On May 2, 1903, Schmittberger was finally made a police inspector by Commissioner Francis Greene. He became the technical head of the police force in his later career; he was considered a gifted speaker and an excellent organizer as well as a notoriously strict disciplinarian. He often made unexpected visits to police stations when the patrolman were preparing to go out on duty and watched to see if they saluted the officer at the desk as well as if the desk sergeant returned the salute in the proper manner.
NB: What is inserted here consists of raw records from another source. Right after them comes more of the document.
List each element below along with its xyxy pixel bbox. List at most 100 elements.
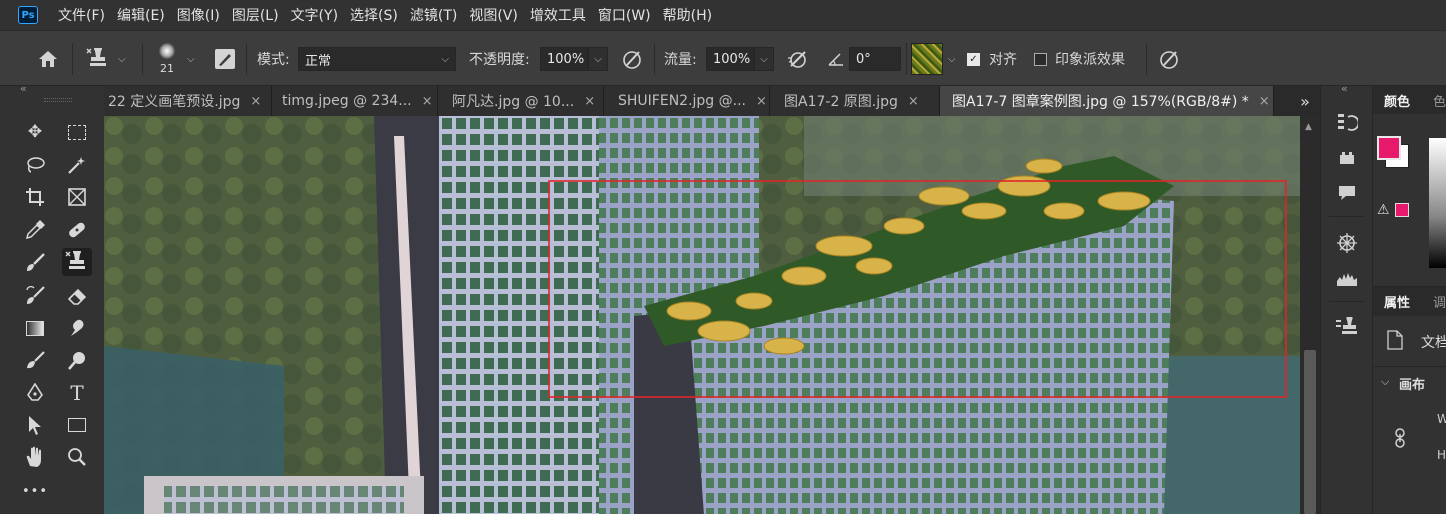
close-icon[interactable]: × (908, 94, 919, 109)
tab-document-5[interactable]: 图A17-2 原图.jpg × (770, 86, 940, 116)
healing-brush-tool-icon[interactable] (62, 216, 92, 244)
close-icon[interactable]: × (1259, 94, 1270, 109)
opacity-input[interactable]: 100% (540, 47, 588, 71)
close-icon[interactable]: × (250, 94, 261, 109)
align-checkbox[interactable]: ✓ (967, 52, 980, 66)
type-tool-icon[interactable]: T (62, 379, 92, 407)
tab-document-2[interactable]: timg.jpeg @ 234... × (272, 86, 438, 116)
flow-input[interactable]: 100% (706, 47, 754, 71)
impressionist-label: 印象派效果 (1055, 52, 1125, 68)
mode-chevron-down-icon: ⌵ (441, 53, 449, 65)
toolbar-collapse-icon[interactable]: « (20, 82, 27, 95)
flow-chevron-down-icon[interactable]: ⌵ (754, 47, 774, 71)
layer-comps-icon[interactable] (1335, 146, 1359, 170)
width-label: W (1437, 412, 1446, 426)
tab-document-1[interactable]: 22 定义画笔预设.jpg × (104, 86, 272, 116)
mode-value: 正常 (305, 53, 332, 69)
color-spectrum[interactable] (1429, 138, 1446, 268)
comments-icon[interactable] (1335, 181, 1359, 205)
mode-select[interactable]: 正常 ⌵ (298, 47, 456, 71)
menu-item-3[interactable]: 图层(L) (226, 5, 285, 25)
scroll-up-icon[interactable]: ▲ (1305, 122, 1312, 132)
tabs-overflow-icon[interactable]: » (1290, 86, 1320, 116)
navigator-icon[interactable] (1335, 231, 1359, 255)
histogram-icon[interactable] (1335, 266, 1359, 290)
menu-bar: Ps 文件(F) 编辑(E) 图像(I) 图层(L) 文字(Y) 选择(S) 滤镜(T) 视图… (0, 0, 1446, 30)
tab-color[interactable]: 颜色 (1384, 91, 1410, 110)
clone-stamp-tool-icon[interactable] (62, 248, 92, 276)
menu-item-10[interactable]: 帮助(H) (657, 5, 718, 25)
tab-label: 图A17-7 图章案例图.jpg @ 157%(RGB/8#) * (952, 94, 1249, 110)
menu-item-9[interactable]: 窗口(W) (592, 5, 657, 25)
document-canvas[interactable] (104, 116, 1300, 514)
canvas-section-title[interactable]: 画布 (1399, 374, 1425, 393)
tab-adjustments[interactable]: 调 (1433, 292, 1446, 311)
impressionist-checkbox[interactable] (1034, 52, 1047, 66)
smudge-tool-icon[interactable] (62, 314, 92, 342)
tab-label: 阿凡达.jpg @ 10... (452, 94, 575, 110)
lasso-tool-icon[interactable] (20, 151, 50, 179)
move-tool-icon[interactable]: ✥ (20, 118, 50, 146)
panel-dock: « (1320, 82, 1372, 514)
vertical-scrollbar[interactable]: ▲ (1300, 116, 1320, 514)
brush-size-picker[interactable]: 21 (152, 31, 182, 87)
menu-item-7[interactable]: 视图(V) (463, 5, 524, 25)
magic-wand-tool-icon[interactable] (62, 151, 92, 179)
close-icon[interactable]: × (756, 94, 767, 109)
foreground-color-swatch[interactable] (1377, 136, 1401, 160)
marquee-tool-icon[interactable] (62, 118, 92, 146)
tab-document-3[interactable]: 阿凡达.jpg @ 10... × (438, 86, 604, 116)
pattern-swatch[interactable] (911, 43, 943, 75)
clone-source-icon[interactable] (1335, 316, 1359, 340)
menu-item-5[interactable]: 选择(S) (344, 5, 404, 25)
more-tools-icon[interactable]: ••• (20, 477, 50, 505)
frame-tool-icon[interactable] (62, 183, 92, 211)
home-icon[interactable] (36, 31, 60, 87)
pressure-opacity-icon[interactable] (620, 31, 644, 87)
history-panel-icon[interactable] (1335, 110, 1359, 134)
menu-item-2[interactable]: 图像(I) (171, 5, 226, 25)
eyedropper-tool-icon[interactable] (20, 216, 50, 244)
brush-tool-icon[interactable] (20, 249, 50, 277)
gradient-tool-icon[interactable] (20, 314, 50, 342)
tab-document-active[interactable]: 图A17-7 图章案例图.jpg @ 157%(RGB/8#) * × (940, 86, 1274, 116)
tab-swatches[interactable]: 色 (1433, 91, 1446, 110)
eraser-tool-icon[interactable] (62, 282, 92, 310)
brush-settings-panel-icon[interactable] (212, 31, 238, 87)
scrollbar-thumb[interactable] (1304, 350, 1316, 514)
airbrush-icon[interactable] (785, 31, 811, 87)
close-icon[interactable]: × (422, 94, 433, 109)
dodge-tool-icon[interactable] (20, 347, 50, 375)
zoom-lens-icon[interactable] (62, 347, 92, 375)
menu-item-6[interactable]: 滤镜(T) (404, 5, 463, 25)
options-bar: ⌵ 21 ⌵ 模式: 正常 ⌵ 不透明度: 100% ⌵ 流量: 100% ⌵ … (0, 30, 1446, 86)
angle-icon (826, 31, 846, 87)
tab-document-4[interactable]: SHUIFEN2.jpg @... × (604, 86, 770, 116)
rectangle-tool-icon[interactable] (62, 411, 92, 439)
menu-item-4[interactable]: 文字(Y) (285, 5, 344, 25)
toolbar-grip[interactable] (44, 98, 72, 102)
preset-chevron-down-icon[interactable]: ⌵ (118, 31, 126, 87)
opacity-chevron-down-icon[interactable]: ⌵ (588, 47, 608, 71)
menu-item-0[interactable]: 文件(F) (52, 5, 111, 25)
pattern-chevron-down-icon[interactable]: ⌵ (948, 31, 956, 87)
pressure-size-icon[interactable] (1157, 31, 1181, 87)
tab-properties[interactable]: 属性 (1384, 292, 1410, 311)
close-icon[interactable]: × (584, 94, 595, 109)
hand-tool-icon[interactable] (20, 443, 50, 471)
menu-item-1[interactable]: 编辑(E) (111, 5, 171, 25)
brush-chevron-down-icon[interactable]: ⌵ (187, 31, 195, 87)
link-icon[interactable] (1393, 428, 1407, 448)
zoom-tool-icon[interactable] (62, 443, 92, 471)
document-tabs: 22 定义画笔预设.jpg × timg.jpeg @ 234... × 阿凡达.j… (104, 86, 1320, 116)
pen-tool-icon[interactable] (20, 379, 50, 407)
menu-item-8[interactable]: 增效工具 (524, 5, 592, 25)
path-selection-tool-icon[interactable] (20, 411, 50, 439)
canvas-section-chevron-icon[interactable]: ⌵ (1381, 375, 1389, 389)
out-of-gamut-swatch[interactable] (1395, 203, 1409, 217)
history-brush-tool-icon[interactable] (20, 282, 50, 310)
angle-input[interactable]: 0° (849, 47, 901, 71)
crop-tool-icon[interactable] (20, 183, 50, 211)
clone-stamp-preset-icon[interactable] (84, 31, 112, 87)
dock-collapse-icon[interactable]: « (1341, 82, 1348, 95)
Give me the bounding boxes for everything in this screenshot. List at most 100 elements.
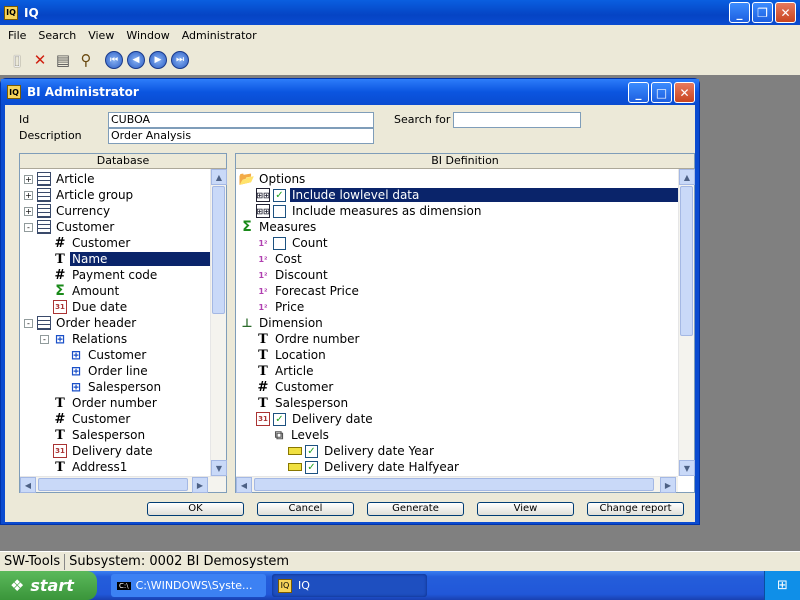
tree-row[interactable]: T Ordre number bbox=[256, 331, 362, 347]
dialog-close-button[interactable]: ✕ bbox=[674, 82, 695, 103]
scroll-up-icon[interactable]: ▲ bbox=[211, 169, 227, 185]
scroll-left-icon[interactable]: ◀ bbox=[20, 477, 36, 493]
checkbox[interactable]: ✓ bbox=[305, 460, 318, 474]
tree-row[interactable]: 📂 Options bbox=[239, 171, 307, 187]
tree-row[interactable]: # Customer bbox=[53, 411, 132, 427]
tree-row[interactable]: ⊞⊞ Include measures as dimension bbox=[256, 203, 483, 219]
checkbox[interactable]: ✓ bbox=[305, 444, 318, 458]
ok-button[interactable]: OK bbox=[147, 502, 244, 516]
tree-row[interactable]: # Customer bbox=[53, 235, 132, 251]
first-icon[interactable]: ⏮ bbox=[105, 51, 123, 69]
change-report-button[interactable]: Change report bbox=[587, 502, 684, 516]
menu-search[interactable]: Search bbox=[32, 29, 82, 42]
maximize-button[interactable]: ❐ bbox=[752, 2, 773, 23]
scroll-thumb[interactable] bbox=[254, 478, 654, 491]
dialog-minimize-button[interactable]: _ bbox=[628, 82, 649, 103]
tree-row[interactable]: T Address1 bbox=[53, 459, 129, 475]
tree-row[interactable]: ✓ Delivery date Halfyear bbox=[288, 459, 461, 475]
tree-row[interactable]: T Location bbox=[256, 347, 328, 363]
generate-button[interactable]: Generate bbox=[367, 502, 464, 516]
print-icon[interactable]: ▤ bbox=[52, 49, 74, 71]
tree-row[interactable]: T Order number bbox=[53, 395, 159, 411]
tree-row[interactable]: 31 ✓ Delivery date bbox=[256, 411, 375, 427]
tree-row[interactable]: ⊞⊞ ✓ Include lowlevel data bbox=[256, 187, 678, 203]
checkbox[interactable] bbox=[273, 236, 286, 250]
collapse-icon[interactable]: - bbox=[40, 334, 49, 344]
expand-icon[interactable]: + bbox=[24, 174, 33, 184]
expand-icon[interactable]: + bbox=[24, 206, 33, 216]
checkbox[interactable]: ✓ bbox=[273, 188, 286, 202]
scroll-thumb[interactable] bbox=[38, 478, 188, 491]
tree-row[interactable]: - ⊞ Relations bbox=[40, 331, 129, 347]
tree-row[interactable]: + Currency bbox=[24, 203, 112, 219]
tree-row[interactable]: Σ Amount bbox=[53, 283, 121, 299]
database-hscroll[interactable]: ◀ ▶ bbox=[20, 476, 226, 493]
delete-icon[interactable]: ✕ bbox=[29, 49, 51, 71]
tree-row[interactable]: 1² Forecast Price bbox=[256, 283, 361, 299]
scroll-right-icon[interactable]: ▶ bbox=[660, 477, 676, 493]
checkbox[interactable] bbox=[273, 204, 286, 218]
tree-row[interactable]: # Payment code bbox=[53, 267, 159, 283]
tree-row[interactable]: 31 Delivery date bbox=[53, 443, 155, 459]
close-button[interactable]: ✕ bbox=[775, 2, 796, 23]
menu-window[interactable]: Window bbox=[120, 29, 175, 42]
taskbar-item-iq[interactable]: IQ IQ bbox=[272, 574, 427, 597]
tree-row[interactable]: ⊥ Dimension bbox=[240, 315, 325, 331]
tree-row[interactable]: T Name bbox=[53, 251, 210, 267]
menu-view[interactable]: View bbox=[82, 29, 120, 42]
database-vscroll[interactable]: ▲ ▼ bbox=[210, 169, 227, 476]
bi-hscroll[interactable]: ◀ ▶ bbox=[236, 476, 678, 493]
scroll-right-icon[interactable]: ▶ bbox=[192, 477, 208, 493]
main-title-bar[interactable]: IQ IQ _ ❐ ✕ bbox=[0, 0, 800, 25]
tree-row[interactable]: - Customer bbox=[24, 219, 116, 235]
scroll-down-icon[interactable]: ▼ bbox=[679, 460, 695, 476]
tree-row[interactable]: ⊞ Customer bbox=[69, 347, 148, 363]
taskbar-item-cmd[interactable]: C:\ C:\WINDOWS\Syste... bbox=[111, 574, 266, 597]
view-button[interactable]: View bbox=[477, 502, 574, 516]
bi-vscroll[interactable]: ▲ ▼ bbox=[678, 169, 695, 476]
menu-file[interactable]: File bbox=[2, 29, 32, 42]
tree-row[interactable]: + Article group bbox=[24, 187, 135, 203]
menu-administrator[interactable]: Administrator bbox=[176, 29, 263, 42]
previous-icon[interactable]: ◀ bbox=[127, 51, 145, 69]
tree-row[interactable]: 1² Cost bbox=[256, 251, 304, 267]
scroll-down-icon[interactable]: ▼ bbox=[211, 460, 227, 476]
scroll-thumb[interactable] bbox=[680, 186, 693, 336]
collapse-icon[interactable]: - bbox=[24, 318, 33, 328]
network-icon[interactable]: ⊞ bbox=[777, 578, 788, 593]
expand-icon[interactable]: + bbox=[24, 190, 33, 200]
tree-row[interactable]: ✓ Delivery date Year bbox=[288, 443, 436, 459]
checkbox[interactable]: ✓ bbox=[273, 412, 286, 426]
tree-row[interactable]: # Customer bbox=[256, 379, 335, 395]
bi-definition-tree[interactable]: 📂 Options ⊞⊞ ✓ Include lowlevel data ⊞⊞ Includ… bbox=[236, 169, 678, 476]
tree-row[interactable]: T Salesperson bbox=[256, 395, 350, 411]
cancel-button[interactable]: Cancel bbox=[257, 502, 354, 516]
last-icon[interactable]: ⏭ bbox=[171, 51, 189, 69]
database-tree[interactable]: + Article + Article group + Currency - Customer… bbox=[20, 169, 210, 476]
description-field[interactable]: Order Analysis bbox=[108, 128, 374, 144]
start-button[interactable]: ❖ start bbox=[0, 571, 97, 600]
search-icon[interactable]: ⚲ bbox=[75, 49, 97, 71]
tree-row[interactable]: ⊞ Salesperson bbox=[69, 379, 163, 395]
tree-row[interactable]: 1² Discount bbox=[256, 267, 330, 283]
search-input[interactable] bbox=[453, 112, 581, 128]
tree-row[interactable]: T Article bbox=[256, 363, 316, 379]
scroll-left-icon[interactable]: ◀ bbox=[236, 477, 252, 493]
tree-row[interactable]: - Order header bbox=[24, 315, 138, 331]
tree-row[interactable]: 1² Price bbox=[256, 299, 306, 315]
scroll-thumb[interactable] bbox=[212, 186, 225, 314]
tree-row[interactable]: 1² Count bbox=[256, 235, 330, 251]
tree-row[interactable]: + Article bbox=[24, 171, 97, 187]
scroll-up-icon[interactable]: ▲ bbox=[679, 169, 695, 185]
new-icon[interactable]: ▯ bbox=[6, 49, 28, 71]
dialog-maximize-button[interactable]: □ bbox=[651, 82, 672, 103]
tree-row[interactable]: Σ Measures bbox=[240, 219, 318, 235]
id-field[interactable]: CUBOA bbox=[108, 112, 374, 128]
tree-row[interactable]: T Salesperson bbox=[53, 427, 147, 443]
minimize-button[interactable]: _ bbox=[729, 2, 750, 23]
tree-row[interactable]: ⊞ Order line bbox=[69, 363, 150, 379]
tree-row[interactable]: ⧉ Levels bbox=[272, 427, 331, 443]
collapse-icon[interactable]: - bbox=[24, 222, 33, 232]
tree-row[interactable]: 31 Due date bbox=[53, 299, 129, 315]
dialog-title-bar[interactable]: IQ BI Administrator _ □ ✕ bbox=[1, 79, 699, 105]
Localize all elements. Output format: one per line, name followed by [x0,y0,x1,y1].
If the patrolmen did not salute, Schmittberger would order the officers to salute and then perform the ceremony "in smart military fashion to his satisfaction". On the afternoon of July 31, 1905, his wife Sarah Golden died of cerebral meningitis at her home in Far Rockaway, New York. She had fallen ill earlier that year and was taken to Far Rockaway by her husband so that she might recover. Her funeral was held at St. Mary's Star of the Sea Church and she was interred at Woodlawn Cemetery.

In mid-August 1917, he became ill and received a six-month leave of absence from the force. Although it was presumed his condition was improving, he caught a severe cold two months later after leaving his home. His cold quickly turned into pneumonia and he died at his East 61st Street home on the night of October 31, 1917. His seven children, six sons and one daughter, were at his bedside at the time of his death. Upon news of his death, the flags of all the police stations in New York were ordered to be lowered to half-mast and remained so until his funeral.